“It’s true,” I say. “I have a good feeling about him. He’s sweet, and really smart.” I pause. “Did you know his wife?”
Kendra shakes her head. “No. It was before I met him.”
I nod.
“He’s been through a lot,” Kendra says. “But I think it’s made him kinder. He has a maturity a lot of men don’t. You can just sense it in him. He’s a real grown-up.”
“I know what you mean,” I say.
“We should all do something soon,” Kendra says.

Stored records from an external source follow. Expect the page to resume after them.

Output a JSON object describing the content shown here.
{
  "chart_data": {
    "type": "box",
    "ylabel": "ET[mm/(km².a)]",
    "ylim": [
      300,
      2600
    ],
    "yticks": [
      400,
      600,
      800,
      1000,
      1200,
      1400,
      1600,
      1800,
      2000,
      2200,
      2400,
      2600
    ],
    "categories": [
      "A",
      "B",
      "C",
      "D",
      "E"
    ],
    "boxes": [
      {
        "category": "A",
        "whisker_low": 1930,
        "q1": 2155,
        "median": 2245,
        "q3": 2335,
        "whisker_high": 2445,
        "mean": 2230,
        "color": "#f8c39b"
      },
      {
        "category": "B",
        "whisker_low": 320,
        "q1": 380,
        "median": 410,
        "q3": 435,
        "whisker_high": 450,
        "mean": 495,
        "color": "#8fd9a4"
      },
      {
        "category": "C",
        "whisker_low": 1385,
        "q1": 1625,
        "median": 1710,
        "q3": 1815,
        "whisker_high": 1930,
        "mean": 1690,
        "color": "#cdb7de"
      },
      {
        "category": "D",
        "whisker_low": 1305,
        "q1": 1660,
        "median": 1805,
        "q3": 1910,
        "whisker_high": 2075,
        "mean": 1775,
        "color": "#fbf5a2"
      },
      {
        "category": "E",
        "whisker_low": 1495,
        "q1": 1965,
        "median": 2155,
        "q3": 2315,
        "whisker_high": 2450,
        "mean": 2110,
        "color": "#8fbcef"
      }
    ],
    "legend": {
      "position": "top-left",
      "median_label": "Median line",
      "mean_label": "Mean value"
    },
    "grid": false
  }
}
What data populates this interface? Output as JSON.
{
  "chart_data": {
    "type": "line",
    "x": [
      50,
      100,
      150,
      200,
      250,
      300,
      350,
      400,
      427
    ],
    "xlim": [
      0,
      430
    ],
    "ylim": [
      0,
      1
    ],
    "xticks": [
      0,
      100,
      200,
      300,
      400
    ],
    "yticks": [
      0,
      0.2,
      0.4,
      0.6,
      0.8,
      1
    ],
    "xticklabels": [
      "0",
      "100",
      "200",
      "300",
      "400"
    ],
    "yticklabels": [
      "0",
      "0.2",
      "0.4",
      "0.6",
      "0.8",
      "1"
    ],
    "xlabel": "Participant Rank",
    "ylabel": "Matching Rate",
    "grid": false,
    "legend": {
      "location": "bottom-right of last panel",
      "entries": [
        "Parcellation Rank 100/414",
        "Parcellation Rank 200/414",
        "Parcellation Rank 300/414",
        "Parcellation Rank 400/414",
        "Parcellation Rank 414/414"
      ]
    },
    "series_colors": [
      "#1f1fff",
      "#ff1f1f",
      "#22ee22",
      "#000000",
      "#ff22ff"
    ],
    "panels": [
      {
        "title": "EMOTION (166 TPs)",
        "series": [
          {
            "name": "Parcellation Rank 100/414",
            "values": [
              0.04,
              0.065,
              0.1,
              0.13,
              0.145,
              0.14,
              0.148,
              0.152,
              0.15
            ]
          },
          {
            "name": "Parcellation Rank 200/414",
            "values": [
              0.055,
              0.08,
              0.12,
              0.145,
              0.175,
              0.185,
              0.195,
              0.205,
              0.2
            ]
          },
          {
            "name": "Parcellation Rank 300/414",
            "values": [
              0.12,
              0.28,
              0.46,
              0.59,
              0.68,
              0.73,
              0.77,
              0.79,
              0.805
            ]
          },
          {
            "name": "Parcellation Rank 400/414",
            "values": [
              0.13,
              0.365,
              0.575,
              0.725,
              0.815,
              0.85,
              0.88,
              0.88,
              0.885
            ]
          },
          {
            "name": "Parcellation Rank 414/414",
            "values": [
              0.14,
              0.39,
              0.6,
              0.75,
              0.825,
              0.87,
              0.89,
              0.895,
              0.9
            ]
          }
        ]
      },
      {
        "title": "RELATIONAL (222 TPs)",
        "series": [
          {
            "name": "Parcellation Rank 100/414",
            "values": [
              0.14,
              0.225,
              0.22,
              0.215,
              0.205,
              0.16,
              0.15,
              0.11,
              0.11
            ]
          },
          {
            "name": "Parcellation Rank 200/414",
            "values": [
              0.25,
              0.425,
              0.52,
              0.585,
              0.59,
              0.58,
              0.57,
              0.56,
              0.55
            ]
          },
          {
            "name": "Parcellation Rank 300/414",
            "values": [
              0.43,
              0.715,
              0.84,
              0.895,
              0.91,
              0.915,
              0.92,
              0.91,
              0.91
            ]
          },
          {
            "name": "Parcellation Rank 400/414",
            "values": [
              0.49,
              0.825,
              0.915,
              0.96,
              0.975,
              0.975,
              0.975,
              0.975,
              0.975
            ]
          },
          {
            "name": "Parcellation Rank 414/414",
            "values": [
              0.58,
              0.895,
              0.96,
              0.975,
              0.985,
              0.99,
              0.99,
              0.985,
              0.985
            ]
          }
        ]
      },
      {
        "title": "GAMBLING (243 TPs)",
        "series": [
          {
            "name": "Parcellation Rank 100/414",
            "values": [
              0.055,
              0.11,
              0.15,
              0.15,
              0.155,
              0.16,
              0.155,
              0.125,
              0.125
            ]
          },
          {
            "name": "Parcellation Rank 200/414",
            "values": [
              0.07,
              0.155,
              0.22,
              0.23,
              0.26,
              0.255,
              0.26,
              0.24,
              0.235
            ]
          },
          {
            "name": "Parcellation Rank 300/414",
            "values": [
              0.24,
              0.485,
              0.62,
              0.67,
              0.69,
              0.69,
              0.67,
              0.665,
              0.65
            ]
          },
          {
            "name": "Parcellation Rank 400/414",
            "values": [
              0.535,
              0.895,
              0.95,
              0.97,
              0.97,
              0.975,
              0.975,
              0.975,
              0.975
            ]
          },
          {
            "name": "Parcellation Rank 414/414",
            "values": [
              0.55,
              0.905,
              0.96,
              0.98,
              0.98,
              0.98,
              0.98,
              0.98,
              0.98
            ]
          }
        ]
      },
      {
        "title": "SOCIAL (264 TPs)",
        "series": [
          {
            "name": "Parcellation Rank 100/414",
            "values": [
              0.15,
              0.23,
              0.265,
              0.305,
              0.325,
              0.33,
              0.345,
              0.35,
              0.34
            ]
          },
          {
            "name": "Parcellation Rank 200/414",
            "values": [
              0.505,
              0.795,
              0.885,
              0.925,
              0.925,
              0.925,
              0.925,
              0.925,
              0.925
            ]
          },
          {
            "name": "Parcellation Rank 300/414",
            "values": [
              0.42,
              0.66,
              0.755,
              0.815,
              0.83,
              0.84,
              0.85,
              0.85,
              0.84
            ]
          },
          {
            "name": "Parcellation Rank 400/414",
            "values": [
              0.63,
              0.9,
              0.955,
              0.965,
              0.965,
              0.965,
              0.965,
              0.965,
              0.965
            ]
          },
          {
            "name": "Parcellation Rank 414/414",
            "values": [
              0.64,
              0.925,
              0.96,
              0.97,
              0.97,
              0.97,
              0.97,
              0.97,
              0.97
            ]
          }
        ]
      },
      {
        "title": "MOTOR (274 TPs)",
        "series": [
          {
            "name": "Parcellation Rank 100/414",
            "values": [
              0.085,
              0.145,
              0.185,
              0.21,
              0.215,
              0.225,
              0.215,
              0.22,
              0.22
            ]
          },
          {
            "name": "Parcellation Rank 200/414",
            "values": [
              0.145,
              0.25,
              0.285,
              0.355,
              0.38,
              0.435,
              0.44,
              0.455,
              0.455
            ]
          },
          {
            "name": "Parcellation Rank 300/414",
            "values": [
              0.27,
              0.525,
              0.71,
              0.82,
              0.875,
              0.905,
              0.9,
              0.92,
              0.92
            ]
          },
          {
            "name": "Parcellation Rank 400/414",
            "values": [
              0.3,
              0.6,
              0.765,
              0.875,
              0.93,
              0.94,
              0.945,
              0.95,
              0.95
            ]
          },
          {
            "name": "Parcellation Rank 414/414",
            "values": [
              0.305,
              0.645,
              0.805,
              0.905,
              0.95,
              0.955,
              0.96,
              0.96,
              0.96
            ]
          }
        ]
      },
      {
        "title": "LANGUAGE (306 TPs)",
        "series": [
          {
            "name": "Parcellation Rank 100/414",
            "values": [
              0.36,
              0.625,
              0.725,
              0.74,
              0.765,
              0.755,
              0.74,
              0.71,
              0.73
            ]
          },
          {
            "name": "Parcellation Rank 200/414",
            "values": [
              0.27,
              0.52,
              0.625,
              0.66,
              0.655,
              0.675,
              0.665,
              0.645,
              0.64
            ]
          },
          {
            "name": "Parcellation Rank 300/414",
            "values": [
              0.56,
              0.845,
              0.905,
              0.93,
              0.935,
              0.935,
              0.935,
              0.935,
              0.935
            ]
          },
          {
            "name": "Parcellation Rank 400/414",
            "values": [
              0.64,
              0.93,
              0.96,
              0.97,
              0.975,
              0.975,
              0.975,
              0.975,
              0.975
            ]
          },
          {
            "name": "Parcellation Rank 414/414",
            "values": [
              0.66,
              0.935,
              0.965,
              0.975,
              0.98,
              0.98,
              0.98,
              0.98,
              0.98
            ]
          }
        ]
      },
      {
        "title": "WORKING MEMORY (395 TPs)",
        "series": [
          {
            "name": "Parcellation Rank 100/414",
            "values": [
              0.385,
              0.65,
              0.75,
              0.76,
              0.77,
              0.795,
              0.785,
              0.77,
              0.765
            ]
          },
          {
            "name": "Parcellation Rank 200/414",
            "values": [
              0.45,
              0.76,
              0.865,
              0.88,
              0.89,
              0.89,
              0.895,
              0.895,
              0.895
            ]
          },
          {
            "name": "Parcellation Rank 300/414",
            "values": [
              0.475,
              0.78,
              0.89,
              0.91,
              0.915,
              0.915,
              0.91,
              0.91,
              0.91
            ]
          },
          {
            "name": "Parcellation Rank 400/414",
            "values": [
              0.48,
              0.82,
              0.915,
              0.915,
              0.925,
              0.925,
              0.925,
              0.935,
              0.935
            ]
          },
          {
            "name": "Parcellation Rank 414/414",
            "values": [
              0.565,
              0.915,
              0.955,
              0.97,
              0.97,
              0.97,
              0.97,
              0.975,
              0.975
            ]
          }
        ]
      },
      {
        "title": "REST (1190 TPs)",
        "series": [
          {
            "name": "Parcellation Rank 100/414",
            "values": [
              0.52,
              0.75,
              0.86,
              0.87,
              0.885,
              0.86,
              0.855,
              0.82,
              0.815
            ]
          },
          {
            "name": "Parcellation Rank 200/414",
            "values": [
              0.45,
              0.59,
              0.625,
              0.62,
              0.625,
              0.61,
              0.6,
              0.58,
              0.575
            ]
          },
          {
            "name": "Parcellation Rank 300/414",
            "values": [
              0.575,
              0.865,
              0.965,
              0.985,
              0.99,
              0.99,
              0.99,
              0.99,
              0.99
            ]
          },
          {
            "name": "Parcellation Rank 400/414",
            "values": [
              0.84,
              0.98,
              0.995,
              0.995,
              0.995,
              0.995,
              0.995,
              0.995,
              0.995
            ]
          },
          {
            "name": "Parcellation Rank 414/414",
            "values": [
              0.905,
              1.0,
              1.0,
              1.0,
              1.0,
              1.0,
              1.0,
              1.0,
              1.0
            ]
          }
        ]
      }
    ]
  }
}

Kendra’s husband is a man named Joel. They got married last year on the beach in Malibu. Sunset, twenty people, a lace doily for a veil and Bob Marley on the car sound system. Her sister officiated, and afterward we went to Geoffrey’s on the ocean and drank cold beer and warm red wine, ate oysters, and listened to the waves crash up against the rocks below us. It was perfect, and so very Kendra.
The thing about Joel is that he’s not the friendliest, or better:the most outgoing. Maybe that’s a little too harsh, and maybe the comparison to Kendra is just extreme. He’s always been nice to me, but he’s a software engineer and way more comfortable in rooms alone than in any larger conversation. He usually encourages girls’ nights, and resists anything involving a dinner table outside their home. I respect their relationship because it always appears—at least from the outside—that they let each other be exactly who they are.
He loves to hike; you’ll never find her on the trail. He’s a true pescatarian, and Kendra lives off hamburgers. But they balance each other.
“Joel has met Jake before,” she says. “He liked him.”
I unstick my shirt from the leather booth. It gives off a suctioning sound.
“Do you ever miss being single?” I ask her.
Kendra thinks for a moment. “I honestly never thought I’d get married. I never really wanted to, the whole thing seemed kind of stale and obvious.” She shrugs. “And then I met Joel.”
“That’s not an answer.”
Kendra smiles. “Oh, but it is.”
Our food arrives then. The bacon is crispy, the lettuce is wilted but fresh, and the tomatoes are sweet. There’s nothing fussy about it, just the basics. I missed this place.
“So in other words, no.”
“In other words, eat your food,” Kendra says, taking a bite.
Chapter Sixteen
On Friday I go to Jake’s apartment for dinner.
“I cook,” he said when he called Wednesday. “Not well, but enough. Would you like to come over for dinner?”
I put on my favorite AGOLDE jeans and a white sleeveless turtleneck that sits just below my naval. I tie up some strappy python heels I’ll likely have to kick off after an hour, and grab a black clutch. I survey myself in the mirror. Not bad. My hair is a little straggled, and my face looks slightly pale. I swipe a bronzer brush across my cheeks, yank my top down a little closer to my jeans, grab a pair of gold hoops, and make my way out the door.
Jake lives in an apartment in a high-rise on Wilshire Corridor, which immediately strikes me as both hilarious and incongruent. For one, the median age of residents in Wilshire Corridor is probably around eighty-four. For another, it feels off-brand for Jake, what little I know of him. I pictured him ina small complex in Culver City, with a shared garden. Wilshire Corridor is almost like living in New York.
An overanxious doorman greets me in a wide marbled lobby. “Miss? Can I help you?”
“I’m here to see Jake Green?”
He sends me up to the seventeenth floor, and when the elevator doors open I see Jake’s head poking out of door 17F, trying to keep a dog at bay.
“This is Saber,” he says. “He’s a little overly friendly.”
I crouch down to greet a bulldog mix who is excitedly shuffling behind Jake’s legs. “Can I pet him?”
Jake nods, holding his collar. “He loves attention. But be prepared to be slobbered on.”
I pat Saber’s head and he rears his chin up, greeting my hand.